Alışamadım ben bu kente.. Haluk Levent'in Trabzon'a yazdığı gibi.. şaka lan alıştım eheheh bi sikim yok buralarda. 2 ay sonra sıkılmaya bile başlıyorsunuz. güneş'e hasretim, Trabzon'u aratmıyor burası, sabahları uyanamıyorum. hep sisli hep soğuk.. insanları gibi (çok fena bağlarım devam edeceğim konuya)
insanları inanılmaz soğuk, mesafeli, burnu havada.. yabancıdan nefret ediyorlar. avrupa'nın geneli için böyle diyip işin icinden sıyrılabilirim. ırkçılık, milliyetçilik yükselen değerler. ancak Viyanalılar daha bi fena.

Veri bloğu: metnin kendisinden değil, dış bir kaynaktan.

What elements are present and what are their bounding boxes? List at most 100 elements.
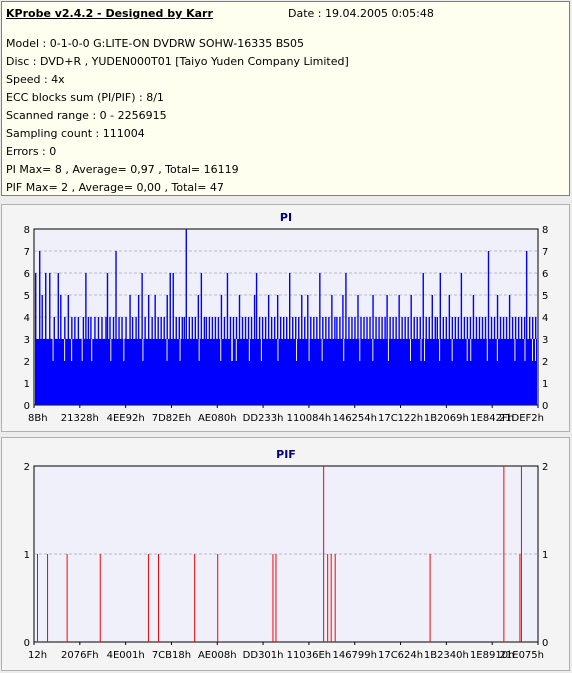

Birçok Avusturya'lı ile de konuştum bu konuyu ve Viyanalıların onlarda hazetmediklerinden yakınıyorlar.Yani Ne türklere özgü bu durum, ne diğer ülke vatandaşlarına. Viyanalı değilseniz haz etmiyorlar. Elbette Viyanalı çok cici şirin insanlar da var, genelleyemiyoruz. neyse politik yazmayayım, yüzdeler verip konuşmak isterdim hangi parti ne kadar oy almış deyu ancak Türkiye'de bu durum daha vahim olduğundan girmiyorum o konuya.

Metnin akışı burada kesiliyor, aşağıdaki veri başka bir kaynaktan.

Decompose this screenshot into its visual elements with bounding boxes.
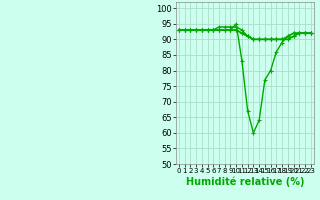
X-axis label: Humidité relative (%): Humidité relative (%) [186,177,304,187]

u-bahn'da kürklü kürklü teyzelerin arasında kalıyorum kimi zaman. pek seviyorlar gösterişi hacı teyzeler. Karşımda hap içen mi dersin, üçlü saran mı, koko çeken mi.. Meraklısına; legal değil satılması ama üzerinde taşıyabiliyorsun kendin için olan belli bir miktarı (kimse bilmiyor o miktarı, polisin keyfinin kahyası biliyor bir tek :)) Bu kürklü hacı teyzeler saat 10'dan sonra (22.00 buraya göre) ev partilerinin azılı düşmanları. Anında polisi ararlar 10'u 5 dakka geçince müzik hala bangır bangır ise.. Hemen hemen her ev (WG, araştırın lan az) partimizde sağolsunlar polisler de eşlik ediyorlar.

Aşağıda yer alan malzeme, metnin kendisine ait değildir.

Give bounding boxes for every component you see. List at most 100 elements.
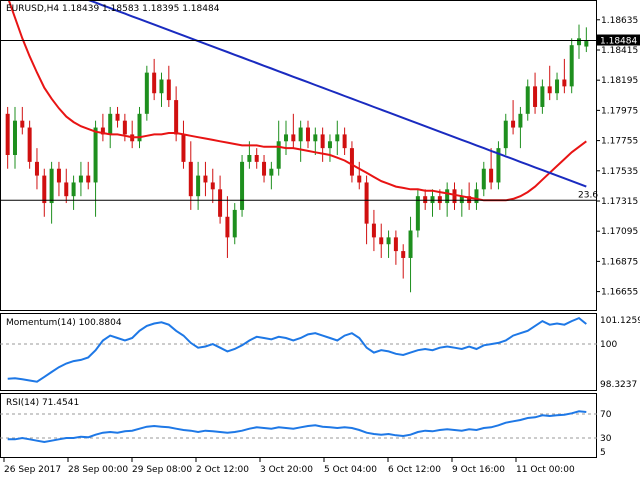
rsi-line bbox=[7, 410, 587, 444]
candle-body bbox=[430, 196, 435, 204]
rsi-pane-frame bbox=[0, 393, 597, 458]
rsi-axis-5: 5 bbox=[600, 448, 606, 458]
time-tick-label: 6 Oct 12:00 bbox=[388, 465, 441, 475]
price-tick-label: 1.17315 bbox=[601, 197, 638, 207]
candle-body bbox=[481, 168, 486, 190]
candle-body bbox=[474, 189, 479, 204]
candle-body bbox=[174, 100, 179, 135]
candle-body bbox=[254, 155, 259, 162]
candle-body bbox=[56, 168, 61, 183]
momentum-axis-max: 101.1259 bbox=[600, 316, 640, 326]
candle-body bbox=[342, 134, 347, 149]
candle-body bbox=[379, 237, 384, 245]
candle-body bbox=[240, 161, 245, 210]
candle-body bbox=[284, 134, 289, 142]
candle-body bbox=[298, 127, 303, 142]
time-tick-label: 9 Oct 16:00 bbox=[452, 465, 505, 475]
candle-body bbox=[569, 45, 574, 87]
candle-body bbox=[547, 86, 552, 94]
candle-body bbox=[511, 120, 516, 128]
price-tick-label: 1.18415 bbox=[601, 46, 638, 56]
candle-body bbox=[489, 168, 494, 183]
candle-body bbox=[49, 168, 54, 204]
candle-body bbox=[401, 251, 406, 258]
candle-body bbox=[196, 175, 201, 197]
candle-body bbox=[5, 113, 10, 155]
candle-body bbox=[262, 161, 267, 176]
candle-body bbox=[225, 216, 230, 238]
candle-body bbox=[423, 196, 428, 204]
candle-body bbox=[12, 120, 17, 155]
price-pane[interactable]: 1.18635 1.18415 1.18195 1.17975 1.17755 1.175… bbox=[0, 0, 640, 311]
price-tick-label: 1.17095 bbox=[601, 227, 638, 237]
candle-body bbox=[269, 168, 274, 176]
candle-body bbox=[349, 148, 354, 176]
candle-body bbox=[144, 72, 149, 114]
time-axis: 26 Sep 2017 28 Sep 00:00 29 Sep 08:00 2 Oct… bbox=[3, 458, 575, 475]
rsi-axis-70: 70 bbox=[600, 410, 612, 420]
candle-body bbox=[166, 79, 171, 101]
candle-body bbox=[108, 113, 113, 135]
candle-body bbox=[577, 38, 582, 46]
candle-body bbox=[232, 209, 237, 238]
candle-body bbox=[313, 134, 318, 142]
candle-body bbox=[452, 189, 457, 204]
time-tick-label: 28 Sep 00:00 bbox=[68, 465, 128, 475]
symbol-header: EURUSD,H4 1.18439 1.18583 1.18395 1.1848… bbox=[6, 4, 220, 14]
candle-body bbox=[459, 196, 464, 204]
candle-body bbox=[371, 223, 376, 238]
candle-body bbox=[122, 120, 127, 135]
candle-body bbox=[327, 141, 332, 149]
price-tick-label: 1.18635 bbox=[601, 16, 638, 26]
candle-body bbox=[276, 141, 281, 169]
candle-body bbox=[42, 175, 47, 204]
candle-body bbox=[518, 113, 523, 128]
price-tick-label: 1.16655 bbox=[601, 288, 638, 298]
candle-body bbox=[584, 41, 589, 47]
candle-body bbox=[540, 86, 545, 107]
candle-body bbox=[20, 120, 25, 128]
candlestick-series bbox=[5, 24, 589, 293]
price-tick-label: 1.17975 bbox=[601, 106, 638, 116]
candle-body bbox=[34, 161, 39, 176]
momentum-line bbox=[7, 316, 587, 383]
momentum-axis-mid: 100 bbox=[600, 340, 617, 350]
candle-body bbox=[247, 155, 252, 162]
fibonacci-level-label: 23.6 bbox=[578, 190, 598, 200]
candle-body bbox=[71, 182, 76, 197]
candle-body bbox=[357, 175, 362, 183]
candle-body bbox=[188, 161, 193, 197]
time-tick-label: 2 Oct 12:00 bbox=[196, 465, 249, 475]
price-tick-label: 1.17535 bbox=[601, 167, 638, 177]
candle-body bbox=[408, 230, 413, 258]
moving-average-slow bbox=[88, 1, 587, 188]
candle-body bbox=[467, 196, 472, 204]
rsi-pane[interactable]: RSI(14) 71.4541 70 30 5 bbox=[0, 393, 612, 459]
candle-body bbox=[93, 127, 98, 183]
candle-body bbox=[78, 175, 83, 183]
current-price-label: 1.18484 bbox=[600, 37, 637, 47]
candle-body bbox=[152, 72, 157, 94]
candle-body bbox=[393, 237, 398, 252]
momentum-pane[interactable]: Momentum(14) 100.8804 101.1259 100 98.32… bbox=[0, 313, 640, 391]
candle-body bbox=[291, 134, 296, 142]
candle-body bbox=[305, 127, 310, 142]
candle-body bbox=[137, 113, 142, 142]
candle-body bbox=[533, 86, 538, 107]
price-tick-label: 1.16875 bbox=[601, 257, 638, 267]
candle-body bbox=[115, 113, 120, 121]
time-tick-label: 3 Oct 20:00 bbox=[260, 465, 313, 475]
candle-body bbox=[100, 127, 105, 135]
candle-body bbox=[203, 175, 208, 183]
candle-body bbox=[496, 148, 501, 183]
candle-body bbox=[27, 127, 32, 162]
candle-body bbox=[159, 79, 164, 94]
candle-body bbox=[562, 79, 567, 87]
time-tick-label: 11 Oct 00:00 bbox=[516, 465, 575, 475]
price-pane-frame bbox=[0, 0, 597, 311]
rsi-axis-30: 30 bbox=[600, 434, 612, 444]
candle-body bbox=[525, 86, 530, 114]
candle-body bbox=[364, 182, 369, 224]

Polis ablaların maşallahı var yeminlen, 1.80 1.90'lık dudak ısırtan, tutukla beni dedirten ablalar. Polis arabasını da bu ablalar kullanıyor genelde oy ki ne oy.. U-bahn'larda da birçok bayan vatman (ne diyecez lan buna vatwoman?!) var. Taksilerde de hatrı sayılır bir kadın nüfusu (bayan değil kadın! feministler gelmesin bana sonra bağyan değil gadınız diye) çalışıyor. Pek hoş, pek naif. Viyana'da eşşek olsan yine araba kullanırsın. 30-40 km üzerine cıkılmıyor ve adım başı ışık. Kendinizi en güvende hissettiğiniz yer yaya geçitleri. allah'ım ne huzurdur, ne güvendir o yaya geçitlerinde duyduğum! milletin anasına küfretsem bir şey yapamayacaklar gibi hissediyorum orda, banka soyup oraya kaçsam polis dokanmayacak gibi. karşıdan karşıya gecerken artık sağa sola bakmamaya başlıyorsunuz geçitlerde. Çok saygılı sürücüler, çok efendi insanlar afferim takdir ettim. İlk başta ben onlara yol veriyor idim, onlar bana yol veriyor idiler sonra alıştık kaynaştık. Türkiye'deki gibi "araba bende geçerim hacı heaayt" moduna alıştığımız için alışmak zaman aldı.
Şimdilik benden bu kadar sevgili günlük. Birikenler çok, bir özet geçeyim dedimdi. Beni özleyin anacım.. Wiedersehen.. (bu götler Wiedersehen dediğiniz zaman Wiederschauen diyorlar ısrarla. Güney aksanı, illa vurguluyorlar. siz de zamanla bunu kullanın sempatilerini kazanın)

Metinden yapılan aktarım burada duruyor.